Seperti halnya perpanjangan PPKM Luar Jawa-Bali periode 23 November - 6 Desember 2021. Perpanjangan ini berdasarkan hasil evaluasi dan dituangkan dalam Instruksi Menteri Dalam Negeri (InMendagri) No. 61 Tahun 2021.
Terdapat berbagai penyesuaian dalam pemberlakuan PPKM di luar Jawa - Bali. Adanya penyesuaian ini, dikarenakan pemerintah terus beradaptasi dengan perkembangan terkini pandemi Covid-19 di Indonesia.
“Implementasi dari kebijakan ini akan terus dipantau dan juga dievaluasi,” ungkap Wiku dikutip dari keterangan resminya, Rabu (24/11/2021).
Baca juga: Pemerintah Lanjutkan PPKM di Wilayah Luar Jawa-Bali hingga 6 Desember 2021
Beberapa penyesuaian tersebut meliputi kapasitas tempat ibadah di wilayah dengan level 2 dan 1. Seperti tempat ibadah yang berlokasi di zona hijau dan kuning dapat beroperasi dengan kapasitas maksimal 75%.
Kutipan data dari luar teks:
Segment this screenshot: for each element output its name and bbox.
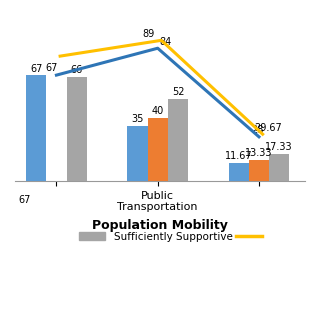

Selanjutnya, tempat ibadah yang berlokasi di zona oranye dapat beroperasi dengan kapasitas maksimal 50%. Dan tempat ibadah yang berlokasi di zona merah dapat beroperasi dengan kapasitas maksimal 25%.
“Untuk detail update zonasi dapat masyarakat akses pada dashboard publik resmi milik Satgas covert 19 yaitu covid19.go.id di bagian sebaran peta risiko,” imbuh Wiku.